Hello, Andy Steingruebl here:
After the paper a week ago by Chris Soghian and Sid Stamm on the possibility and perhaps high likelihood of a breakdown in the CA trust model due to coerced certificate generation, a lot of attention has focused on how to mitigate this type of attack.
Generally speaking people have been looking to several different solutions to the problem:
- Detection of changes in a given site's CA or Certificate
- Allowing a site to indicate its CA policy via some OOB means
- Alternative means for scoping CA signing rights in browsers so that the trust-root isn't one size fits all.
- Sites advertising their SSL keys via other means than signing by a CA.
I want to focus on just topic #1 in this post and I will write up some further thoughts on #2 , 3, and 4.
Several solutions to detect changes or variances in a site's certificate have been proposed. One of the most prominent and advocated is the Perspectives work (and Firefox plugin) from CMU.
Perspectives works by having a group of "notary" servers on the internet monitoring certain sites, and capable of telling an end-user whether they have a quorum of agreement on the value presented for a given server's certificate. If the version of a certificate that your client sees differs substantially from those seen by a number of notary servers, there is some chance you are suffering a MiTM attack.
These Notary servers can also be used to track the properties of a given certificate over time.
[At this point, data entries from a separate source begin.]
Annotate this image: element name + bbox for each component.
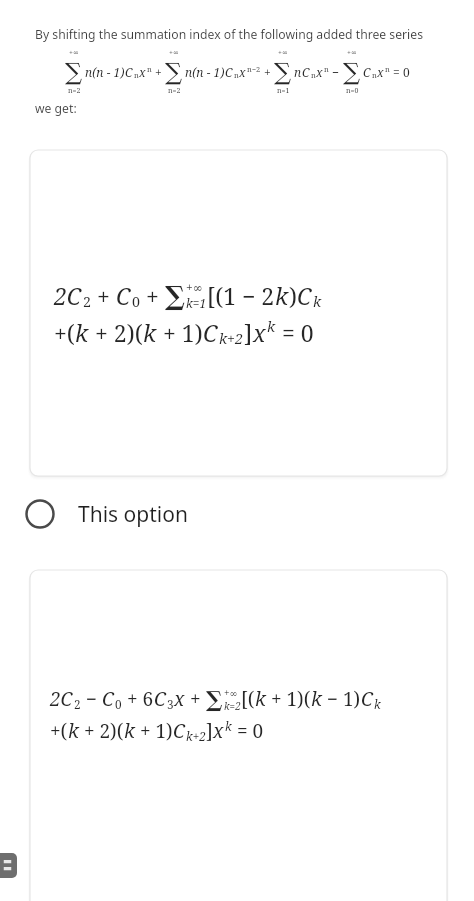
staticText: k [143,317,157,348]
staticText: n [147,64,152,74]
staticText: 2 [74,696,81,712]
staticText: +∞ [186,279,203,295]
staticText: k [311,686,322,712]
staticText: 0 [115,696,122,712]
staticText: n [324,64,329,74]
staticText: − 1) [322,686,361,712]
staticText: +∞ [69,48,79,58]
staticText: 0 [132,292,140,311]
staticText: n [134,70,139,80]
staticText: + [152,64,165,80]
staticText: n [385,64,390,74]
staticText: ∑ [343,58,361,86]
staticText: 2C [54,280,82,311]
staticText: + [185,686,206,712]
staticText: n=2 [168,86,181,96]
staticText: k [75,317,89,348]
staticText: k+2 [186,728,206,744]
staticText: [( [241,686,255,712]
staticText: C [173,718,185,744]
staticText: n=1 [277,86,290,96]
staticText: x [174,686,185,712]
staticText: C [102,686,114,712]
other: Select this option [22,496,58,532]
staticText: C [302,64,310,80]
staticText: C [116,280,131,311]
staticText: we get: [35,100,77,117]
staticText: + [91,280,116,311]
staticText: ∑ [274,58,292,86]
staticText: C [297,280,312,311]
button[interactable]: 2C [30,570,447,901]
staticText: + 1) [135,718,173,744]
staticText: C [125,64,133,80]
staticText: ] [206,718,213,744]
staticText: x [316,64,323,80]
staticText: C [225,64,233,80]
staticText: n [311,70,316,80]
staticText: n [294,64,302,80]
staticText: +( [54,317,75,348]
staticText: n−2 [247,64,261,74]
staticText: +∞ [169,48,179,58]
staticText: + 6 [122,686,154,712]
staticText: k [255,686,266,712]
staticText: n=0 [346,86,359,96]
staticText: 3 [167,696,174,712]
staticText: k=2 [224,699,241,712]
staticText: k=1 [186,295,207,311]
staticText: ∑ [206,686,223,712]
staticText: ] [244,317,253,348]
staticText: ) [289,280,297,311]
button[interactable]: Select this option [22,492,322,536]
staticText: − [81,686,102,712]
staticText: k+2 [219,329,244,348]
staticText: k [313,292,322,311]
staticText: = 0 [232,718,264,744]
staticText: C [363,64,371,80]
staticText: x [253,317,266,348]
staticText: x [139,64,146,80]
staticText: k [124,718,135,744]
button[interactable]: 2C [30,150,447,476]
staticText: n [372,70,377,80]
staticText: x [239,64,246,80]
staticText: + [261,64,274,80]
staticText: + 2)( [89,317,143,348]
staticText: + [140,280,165,311]
staticText: ∑ [165,280,185,311]
staticText: + 2)( [79,718,124,744]
staticText: k [275,280,289,311]
staticText: k [267,317,276,336]
staticText: − [329,64,343,80]
staticText: +∞ [347,48,357,58]
staticText: This option [78,500,188,529]
staticText: = 0 [276,317,314,348]
staticText: 2 [83,292,91,311]
staticText: ∑ [65,58,83,86]
staticText: = 0 [390,64,410,80]
staticText: n [234,70,239,80]
staticText: C [361,686,373,712]
staticText: x [377,64,384,80]
staticText: x [213,718,224,744]
staticText: 2C [50,686,73,712]
staticText: k [374,696,381,712]
staticText: k [68,718,79,744]
staticText: k [225,718,232,734]
button[interactable]: Menu [0,853,17,878]
staticText: C [154,686,166,712]
staticText: + 1)( [266,686,311,712]
staticText: +∞ [278,48,288,58]
staticText: n(n − 1) [85,64,125,80]
staticText: C [203,317,218,348]
staticText: +∞ [224,686,238,699]
staticText: n=2 [68,86,81,96]
staticText: ∑ [165,58,183,86]
staticText: By shifting the summation index of the f… [35,26,423,43]
staticText: n(n − 1) [185,64,225,80]
staticText: + 1) [157,317,203,348]
staticText: +( [50,718,68,744]
staticText: [(1 − 2 [207,280,275,311]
If they notice for example that the certificate at https://www.paypal.com/ is usually singed by Verisign (it is) and is an EV certificate, and all of sudden it is signed by some other small CA, then that may be evidence of something like compelled certificate generation.
Just this last weekend we had some security researchers contact us about a number of certificate fluctuations for https://www.paypal.com. Over the last few weeks our certificate changed several times, and in one case for very short period of time. Based on the assumption that certificate fluctuations like this could also be a result of an attacks, the researchers contacted us. (Reminder, we have a contact process for security issues).
Unfortunately, the changes of certificates for www.paypal.com was intentional. We were testing out some new certificates on the PayPal site, and rolled them out in order, and for a short duration. All of the certificates were signed by the same CA as usual, but were distinct from each other and did cause fluctuations within the Perspectives tool.
During the recent Global Symposium on DNS Security, Stability and Resiliency the issue of coherency for DNS came up as a metric to track. One of the hard things to define within the DNS is "right answer" to a query. As it turns out, the best definition we could come up with was - "Client gets the answer to the query that the zone owner intended."
Which bring me back to the point of this post. In the space of Web server SSL certificates, the only point of view of correctness that really matters, is what the server intended to publish. Yes, there is a relying party in this trust relationship (the end user) and they are ultimately responsible for deciding whether to trust a certificate. But the major data point they should consider is what the Site intended, and try to discern that as best they can.
The only party who actually knows what certificate should have been published, is the site owner.
This means that for certain types of prevention and defense against certain attacks, we need to look for options #2,3,4 above to solve the problem, because the current in-band signaling mechanism isn't always up to the task against certain classes of adversaries, and has certain undesirable failure modes.